Angka Ekonomi Menggurita, Kelas Menengah Justru Menyusut

- Minggu, 18 Januari 2026 | 13:25 WIB
Angka Ekonomi Menggurita, Kelas Menengah Justru Menyusut

Pertumbuhan Tanpa Kesejahteraan: Apakah Mungkin?

Oleh: Anthony Budiawan
Managing Director (Political Economy and Policy Studies)

Pandemi COVID-19 sempat memukul telak perekonomian kita. Tahun 2020, ekonomi Indonesia menyusut 2,07 persen. Setelah itu, ceritanya berubah. Pemerintah mengklaim pemulihan berjalan baik, dengan pertumbuhan rata-rata 4,77 persen dari 2021 hingga 2024. Bahkan, di rentang 2022–2024, angkanya disebut-sebut menembus di atas 5 persen.

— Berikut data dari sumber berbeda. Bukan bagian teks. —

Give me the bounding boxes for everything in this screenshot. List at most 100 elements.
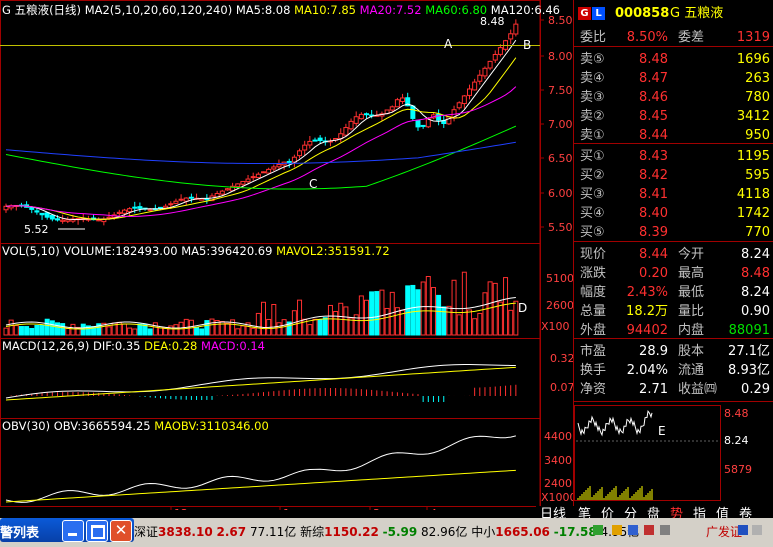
- volume-bar: [384, 307, 390, 336]
- stat-value: 8.24: [741, 247, 770, 262]
- y-tick-label: 0.32: [550, 352, 573, 365]
- minimize-icon: [68, 533, 77, 536]
- candle-body: [3, 205, 9, 211]
- ask-row: 卖③ 8.46 780: [574, 88, 773, 107]
- minimize-button[interactable]: [62, 520, 84, 542]
- row-label: 买④: [580, 206, 605, 221]
- y-tick-label: 7.50: [548, 84, 573, 97]
- volume-bar: [369, 291, 375, 336]
- stock-code: 000858: [615, 6, 670, 21]
- candle-body: [482, 67, 488, 77]
- weicha-label: 委差: [678, 30, 705, 45]
- obv-title: OBV(30): [2, 419, 51, 433]
- net-icon: [593, 525, 603, 535]
- ma-params: MA2(5,10,20,60,120,240): [84, 3, 233, 17]
- candle-body: [492, 54, 498, 61]
- volume-bar: [39, 325, 45, 336]
- ticker-name: 新综: [300, 525, 325, 539]
- y-tick-label: 2600: [546, 299, 573, 312]
- candle-body: [271, 166, 277, 170]
- stat-value: 0.29: [741, 382, 770, 397]
- ticker-value: 1150.22: [324, 525, 379, 539]
- stat-value: 2.43%: [626, 285, 668, 300]
- panel-separator: [574, 143, 773, 144]
- candle-body: [343, 127, 349, 136]
- mini-intraday-chart[interactable]: 8.48 8.24 5879 E: [574, 405, 773, 506]
- candle-body: [235, 183, 241, 188]
- stat-label: 换手: [580, 363, 607, 378]
- row-price: 8.42: [639, 168, 668, 183]
- volume-bar: [18, 326, 24, 336]
- annot-d: D: [518, 301, 527, 315]
- annot-c: C: [309, 177, 317, 191]
- row-label: 买①: [580, 149, 605, 164]
- stock-title: G 五粮液(日线): [2, 3, 82, 17]
- volume-bar: [137, 323, 143, 336]
- volume-bar: [327, 304, 333, 336]
- fund-row: 市盈 28.9 股本 27.1亿: [574, 342, 773, 361]
- macd-header: MACD(12,26,9) DIF:0.35 DEA:0.28 MACD:0.1…: [2, 339, 265, 353]
- candle-body: [348, 120, 354, 130]
- row-price: 8.40: [639, 206, 668, 221]
- stat-label: 最低: [678, 285, 705, 300]
- candle-body: [487, 60, 493, 69]
- ticker-item: 新综1150.22 -5.99 82.96亿: [300, 525, 471, 539]
- vol-ma5: MA5:396420.69: [181, 244, 273, 258]
- volume-bar: [132, 328, 138, 336]
- maximize-button[interactable]: [86, 520, 108, 542]
- stat-value: 8.44: [639, 247, 668, 262]
- macd-bars: [10, 384, 517, 402]
- volume-bar: [410, 284, 416, 336]
- stat-label: 净资: [580, 382, 607, 397]
- candle-body: [255, 173, 261, 179]
- ask-row: 卖④ 8.47 263: [574, 69, 773, 88]
- fund-row: 换手 2.04% 流通 8.93亿: [574, 361, 773, 380]
- volume-bar: [44, 318, 50, 336]
- weibi-label: 委比: [580, 30, 607, 45]
- alert-list-window[interactable]: 警列表 ✕: [0, 518, 134, 542]
- bid-row: 买② 8.42 595: [574, 166, 773, 185]
- candle-body: [96, 219, 102, 222]
- quote-panel: G L 000858 G 五粮液 委比 8.50% 委差 1319 卖⑤ 8.48…: [573, 0, 773, 506]
- volume-bar: [472, 318, 478, 336]
- candle-body: [173, 200, 179, 204]
- stat-label: 最高: [678, 266, 705, 281]
- candle-body: [158, 206, 163, 209]
- volume-bar: [297, 299, 303, 336]
- close-button[interactable]: ✕: [110, 520, 132, 542]
- bid-row: 买⑤ 8.39 770: [574, 223, 773, 242]
- volume-bar: [379, 289, 385, 336]
- volume-bar: [415, 289, 421, 336]
- row-volume: 595: [745, 168, 770, 183]
- panel-separator: [574, 338, 773, 339]
- chart-frame: [0, 0, 541, 244]
- ma5-value: MA5:8.08: [235, 3, 291, 17]
- row-price: 8.46: [639, 90, 668, 105]
- candle-body: [477, 74, 483, 82]
- stat-value: 2.04%: [626, 363, 668, 378]
- stat-label: 今开: [678, 247, 705, 262]
- row-price: 8.39: [639, 225, 668, 240]
- volume-bar: [312, 318, 318, 336]
- candle-body: [461, 95, 467, 105]
- candle-body: [137, 206, 143, 209]
- settings-icon[interactable]: [660, 525, 670, 535]
- obv-header: OBV(30) OBV:3665594.25 MAOBV:3110346.00: [2, 419, 269, 433]
- candle-body: [497, 47, 503, 55]
- volume-bar: [477, 312, 483, 336]
- candle-body: [219, 190, 225, 195]
- annot-a: A: [444, 37, 453, 51]
- stat-label: 量比: [678, 304, 705, 319]
- candle-body: [168, 203, 174, 206]
- ticker-amount: 82.96亿: [421, 525, 468, 539]
- ticker-change: 2.67: [216, 525, 247, 539]
- row-label: 卖②: [580, 109, 605, 124]
- candle-body: [364, 113, 369, 116]
- y-tick-label: 0.07: [550, 381, 573, 394]
- volume-bar: [456, 314, 462, 336]
- volume-bar: [436, 294, 442, 336]
- candle-body: [436, 113, 442, 121]
- ma60-line: [5, 125, 517, 190]
- row-price: 8.43: [639, 149, 668, 164]
- stat-label: 流通: [678, 363, 705, 378]
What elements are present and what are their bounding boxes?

Angka-angka itu tentu saja digaungkan sebagai sebuah keberhasilan. Tapi tunggu dulu. Di balik optimisme resmi, data dari Badan Pusat Statistik (BPS) justru membeberkan sebuah paradoks yang menggelitik bahkan mengkhawatirkan. Pertumbuhan ekonomi yang diklaim itu ternyata diiringi oleh fakta pahit: kelas menengah menyusut dan jumlah penduduk rentan miskin malah bertambah.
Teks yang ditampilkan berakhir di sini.